The document states: “While space for being openly gay is limited, subject to individual factors, a practising gay man who, on return to Kabul, would not attract or seek to cause public outrage, would not face a real risk of persecution. In the absence of other risk factors, it may be a safe and viable option for a gay man to relocate to Kabul, though individual factors will have to be taken into account.”

Human Rights Watch denounced the guidance as a violation of international law. The United Nations‘ guidelines on refugees say that LGBT people should not be required to change or conceal their identities.

Senior researcher Heather Barr said, “The Home Office’s approach seems to be to tell asylum seekers, ‘Pretend you’re straight, move to Kabul and best of luck. Living a life where you are forced to lie every day about a key part of your identity, and live in constant fear of being found out and harassed, prosecuted or attacked, is exactly the kind of persecution asylum laws are supposed to prevent.”

Even a note from the UK’s Home Office Afghanistan unit attached to the guidance expresses concern. It says “homosexuality remains wholly taboo” in Afghanistan and stresses that the lack of prosecutions does not reflect increased openness, just increased fear of the law. “There is very little space in Afghan society, in any location, to be an individual that openly identifies as LGBT. Social attitudes and the legal position of homosexuality means that the only option for a homosexual individual, in all but the very rarest of cases, would be to conceal their sexual orientation to avoid punishment.”

The note also objects to the guideline’s implication that pederasty means that Afghanistan is accepting of LGBT people. “We are deeply concerned at the suggestion that the prevalence, especially in the Pashtun community, of the practice of bacha bazi [pederasty] implies an acceptance of certain homosexual conduct,” warns the document, signed by the head of the unit.

“Its occurrence reflects Afghanistan’s inability to deal with child sexual abuse and paedophilia.
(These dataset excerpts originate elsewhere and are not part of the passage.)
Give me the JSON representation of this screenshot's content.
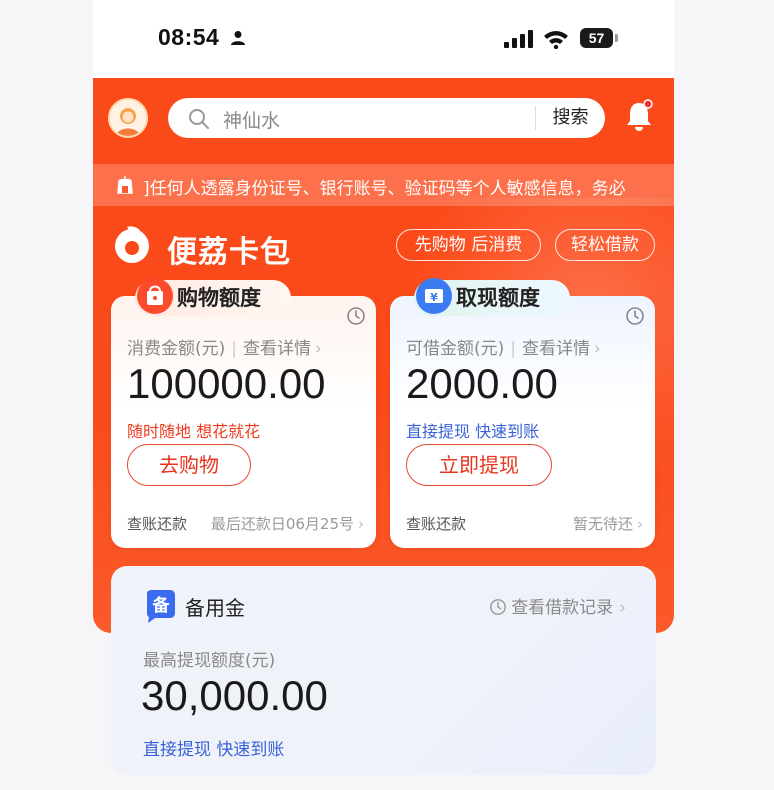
{
  "status": {
    "time": "08:54",
    "battery": "57"
  },
  "search": {
    "placeholder": "神仙水",
    "button": "搜索"
  },
  "notice": {
    "text": "]任何人透露身份证号、银行账号、验证码等个人敏感信息，务必"
  },
  "brand": {
    "name": "便荔卡包"
  },
  "pills": [
    "先购物 后消费",
    "轻松借款"
  ],
  "shopping": {
    "tab": "购物额度",
    "sub_label": "消费金额(元)",
    "detail": "查看详情",
    "amount": "100000.00",
    "slogan": "随时随地 想花就花",
    "button": "去购物",
    "foot_left": "查账还款",
    "foot_right": "最后还款日06月25号"
  },
  "cash": {
    "tab": "取现额度",
    "sub_label": "可借金额(元)",
    "detail": "查看详情",
    "amount": "2000.00",
    "slogan": "直接提现 快速到账",
    "button": "立即提现",
    "foot_left": "查账还款",
    "foot_right": "暂无待还"
  },
  "reserve": {
    "title": "备用金",
    "link": "查看借款记录",
    "sub_label": "最高提现额度(元)",
    "amount": "30,000.00",
    "slogan": "直接提现 快速到账"
  },
  "colors": {
    "brand_orange": "#fb4a19",
    "accent_red": "#e8341c",
    "accent_blue": "#3a62d8"
  }
}
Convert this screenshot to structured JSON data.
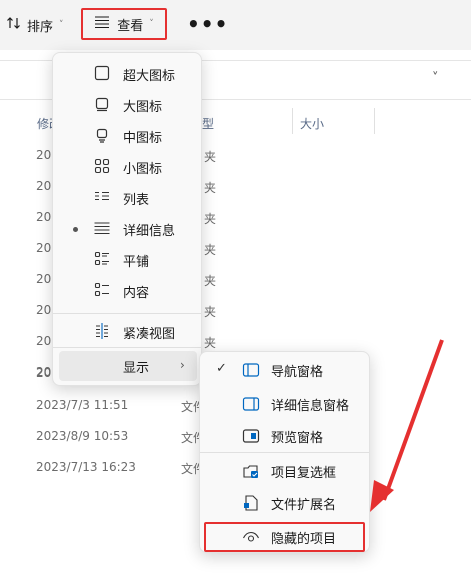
{
  "toolbar": {
    "sort_label": "排序",
    "view_label": "查看",
    "more_label": "•••"
  },
  "columns": [
    "修改日期",
    "类型",
    "大小"
  ],
  "rows": [
    {
      "date": "2023",
      "type": "夹"
    },
    {
      "date": "2023",
      "type": "夹"
    },
    {
      "date": "2023",
      "type": "夹"
    },
    {
      "date": "2023",
      "type": "夹"
    },
    {
      "date": "2023",
      "type": "夹"
    },
    {
      "date": "2023",
      "type": "夹"
    },
    {
      "date": "2023",
      "type": "夹"
    },
    {
      "date": "2023",
      "type": "夹"
    },
    {
      "date": "2023",
      "type": ""
    },
    {
      "date": "2023/7/3 11:51",
      "type": "文件"
    },
    {
      "date": "2023/8/9 10:53",
      "type": "文件"
    },
    {
      "date": "2023/7/13 16:23",
      "type": "文件"
    }
  ],
  "view_menu": {
    "items": [
      {
        "label": "超大图标",
        "icon": "extra-large-icons-icon"
      },
      {
        "label": "大图标",
        "icon": "large-icons-icon"
      },
      {
        "label": "中图标",
        "icon": "medium-icons-icon"
      },
      {
        "label": "小图标",
        "icon": "small-icons-icon"
      },
      {
        "label": "列表",
        "icon": "list-icon"
      },
      {
        "label": "详细信息",
        "icon": "details-icon",
        "selected": true
      },
      {
        "label": "平铺",
        "icon": "tiles-icon"
      },
      {
        "label": "内容",
        "icon": "content-icon"
      },
      {
        "label": "紧凑视图",
        "icon": "compact-view-icon"
      },
      {
        "label": "显示",
        "submenu": true
      }
    ]
  },
  "show_menu": {
    "items": [
      {
        "label": "导航窗格",
        "checked": true,
        "icon": "navigation-pane-icon"
      },
      {
        "label": "详细信息窗格",
        "icon": "details-pane-icon"
      },
      {
        "label": "预览窗格",
        "icon": "preview-pane-icon"
      },
      {
        "label": "项目复选框",
        "icon": "item-checkbox-icon"
      },
      {
        "label": "文件扩展名",
        "icon": "file-extension-icon"
      },
      {
        "label": "隐藏的项目",
        "icon": "hidden-items-icon",
        "highlighted": true
      }
    ]
  },
  "colors": {
    "highlight_border": "#e53030",
    "arrow": "#e53030",
    "accent": "#0067c0"
  }
}
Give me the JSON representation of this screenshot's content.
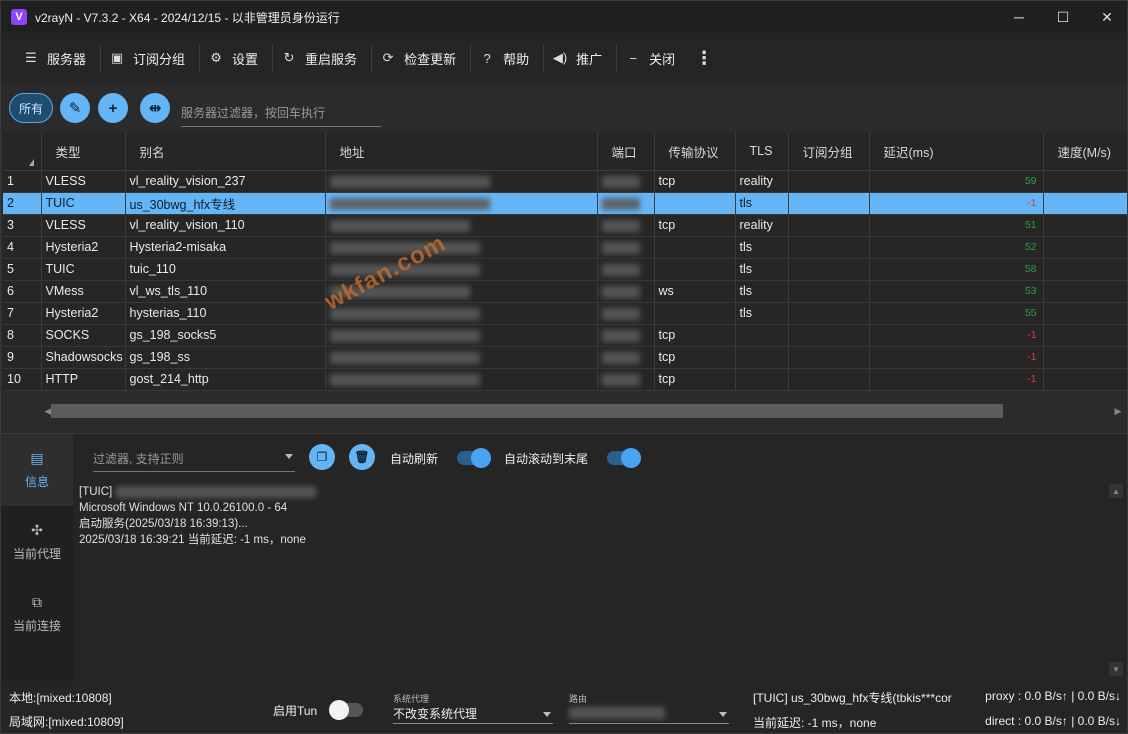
{
  "window": {
    "title": "v2rayN - V7.3.2 - X64 - 2024/12/15 - 以非管理员身份运行",
    "logo": "V",
    "controls": {
      "minimize": "─",
      "maximize": "☐",
      "close": "✕"
    }
  },
  "toolbar": {
    "items": [
      {
        "label": "服务器",
        "icon": "server-icon",
        "glyph": "☰"
      },
      {
        "label": "订阅分组",
        "icon": "subscription-icon",
        "glyph": "▣"
      },
      {
        "label": "设置",
        "icon": "gear-icon",
        "glyph": "⚙"
      },
      {
        "label": "重启服务",
        "icon": "restart-icon",
        "glyph": "↻"
      },
      {
        "label": "检查更新",
        "icon": "update-icon",
        "glyph": "⟳"
      },
      {
        "label": "帮助",
        "icon": "help-icon",
        "glyph": "?"
      },
      {
        "label": "推广",
        "icon": "promote-icon",
        "glyph": "◀)"
      },
      {
        "label": "关闭",
        "icon": "close-minus-icon",
        "glyph": "−"
      }
    ],
    "more": "⋮"
  },
  "filter": {
    "all_label": "所有",
    "placeholder": "服务器过滤器，按回车执行",
    "edit_glyph": "✎",
    "add_glyph": "+",
    "speed_glyph": "⇹"
  },
  "table": {
    "headers": [
      "类型",
      "别名",
      "地址",
      "端口",
      "传输协议",
      "TLS",
      "订阅分组",
      "延迟(ms)",
      "速度(M/s)"
    ],
    "rows": [
      {
        "n": "1",
        "type": "VLESS",
        "alias": "vl_reality_vision_237",
        "transport": "tcp",
        "tls": "reality",
        "delay": "59"
      },
      {
        "n": "2",
        "type": "TUIC",
        "alias": "us_30bwg_hfx专线",
        "transport": "",
        "tls": "tls",
        "delay": "-1"
      },
      {
        "n": "3",
        "type": "VLESS",
        "alias": "vl_reality_vision_110",
        "transport": "tcp",
        "tls": "reality",
        "delay": "51"
      },
      {
        "n": "4",
        "type": "Hysteria2",
        "alias": "Hysteria2-misaka",
        "transport": "",
        "tls": "tls",
        "delay": "52"
      },
      {
        "n": "5",
        "type": "TUIC",
        "alias": "tuic_110",
        "transport": "",
        "tls": "tls",
        "delay": "58"
      },
      {
        "n": "6",
        "type": "VMess",
        "alias": "vl_ws_tls_110",
        "transport": "ws",
        "tls": "tls",
        "delay": "53"
      },
      {
        "n": "7",
        "type": "Hysteria2",
        "alias": "hysterias_110",
        "transport": "",
        "tls": "tls",
        "delay": "55"
      },
      {
        "n": "8",
        "type": "SOCKS",
        "alias": "gs_198_socks5",
        "transport": "tcp",
        "tls": "",
        "delay": "-1"
      },
      {
        "n": "9",
        "type": "Shadowsocks",
        "alias": "gs_198_ss",
        "transport": "tcp",
        "tls": "",
        "delay": "-1"
      },
      {
        "n": "10",
        "type": "HTTP",
        "alias": "gost_214_http",
        "transport": "tcp",
        "tls": "",
        "delay": "-1"
      }
    ],
    "selected_index": 1,
    "colors": {
      "delay_ok": "#2e9e3e",
      "delay_fail": "#e53935",
      "selection": "#64b5f6"
    }
  },
  "watermark": "wkfan.com",
  "sidenav": [
    {
      "label": "信息",
      "icon": "info-icon",
      "glyph": "▤"
    },
    {
      "label": "当前代理",
      "icon": "proxy-icon",
      "glyph": "✣"
    },
    {
      "label": "当前连接",
      "icon": "connection-icon",
      "glyph": "⧉"
    }
  ],
  "log_panel": {
    "filter_placeholder": "过滤器, 支持正则",
    "copy_glyph": "❐",
    "delete_glyph": "🗑",
    "auto_refresh_label": "自动刷新",
    "auto_scroll_label": "自动滚动到末尾",
    "lines": [
      "[TUIC]",
      "Microsoft Windows NT 10.0.26100.0 - 64",
      "启动服务(2025/03/18 16:39:13)...",
      "2025/03/18 16:39:21 当前延迟: -1 ms，none"
    ]
  },
  "statusbar": {
    "local": "本地:[mixed:10808]",
    "lan": "局域网:[mixed:10809]",
    "tun_label": "启用Tun",
    "sysproxy_caption": "系统代理",
    "sysproxy_value": "不改变系统代理",
    "routing_caption": "路由",
    "current_server": "[TUIC] us_30bwg_hfx专线(tbkis***cor",
    "current_delay": "当前延迟: -1 ms，none",
    "proxy_speed": "proxy : 0.0 B/s↑ | 0.0 B/s↓",
    "direct_speed": "direct : 0.0 B/s↑ | 0.0 B/s↓"
  }
}
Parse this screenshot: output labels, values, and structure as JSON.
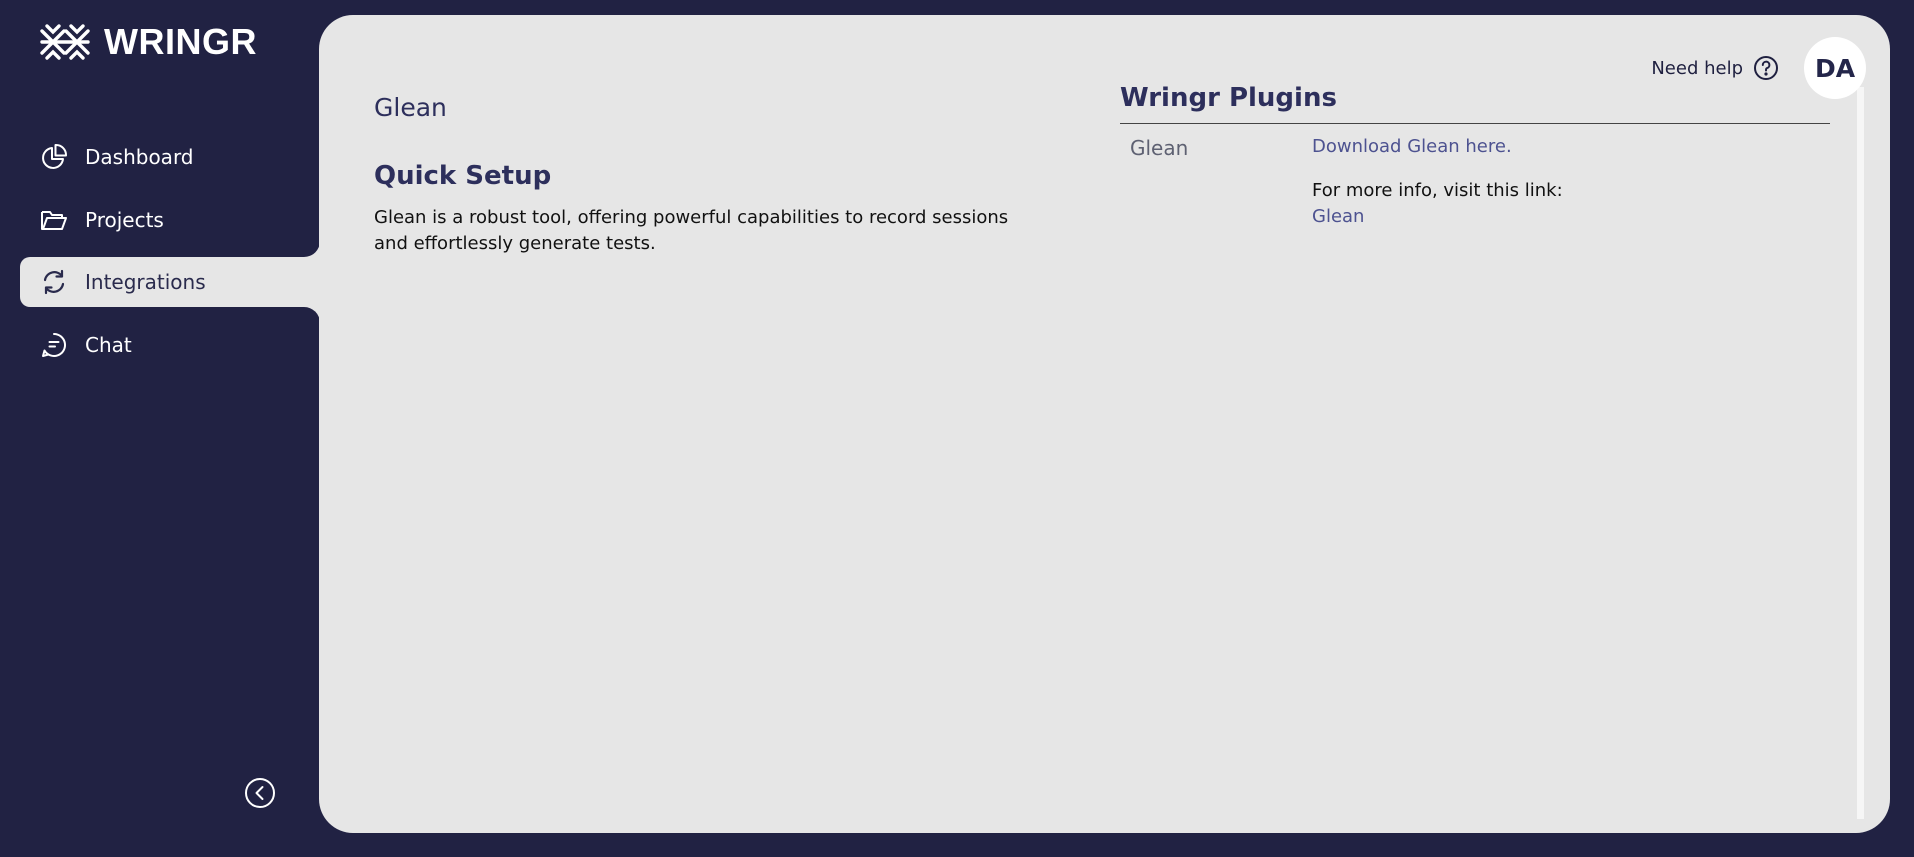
{
  "app": {
    "name": "WRINGR"
  },
  "sidebar": {
    "items": [
      {
        "label": "Dashboard",
        "icon": "pie-chart-icon",
        "active": false
      },
      {
        "label": "Projects",
        "icon": "folder-icon",
        "active": false
      },
      {
        "label": "Integrations",
        "icon": "refresh-icon",
        "active": true
      },
      {
        "label": "Chat",
        "icon": "chat-bubble-icon",
        "active": false
      }
    ],
    "collapse_icon": "chevron-left-circle-icon"
  },
  "header": {
    "help_label": "Need help",
    "avatar_initials": "DA"
  },
  "main": {
    "title": "Glean",
    "section_title": "Quick Setup",
    "description": "Glean is a robust tool, offering powerful capabilities to record sessions and effortlessly generate tests."
  },
  "plugins": {
    "title": "Wringr Plugins",
    "row": {
      "name": "Glean",
      "download_link": "Download Glean here.",
      "more_info_label": "For more info, visit this link:",
      "info_link": "Glean"
    }
  },
  "colors": {
    "sidebar_bg": "#212243",
    "panel_bg": "#e6e6e6",
    "heading": "#2d2f5c",
    "link": "#4d5290"
  }
}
It should not be associated with consensual homosexuality and attitudes towards this.”

“These Home Office guidance notes on Afghanistan seem to directly contradict [the idea that being openly gay is easy in Afghanistan]. They openly acknowledge that LGBT people are at risk, but also state that they can escape persecution if they are careful not to attract attention by hiding who they are,” Stonewall director of campaigns, policy and research Paul Twocock told The Guardian.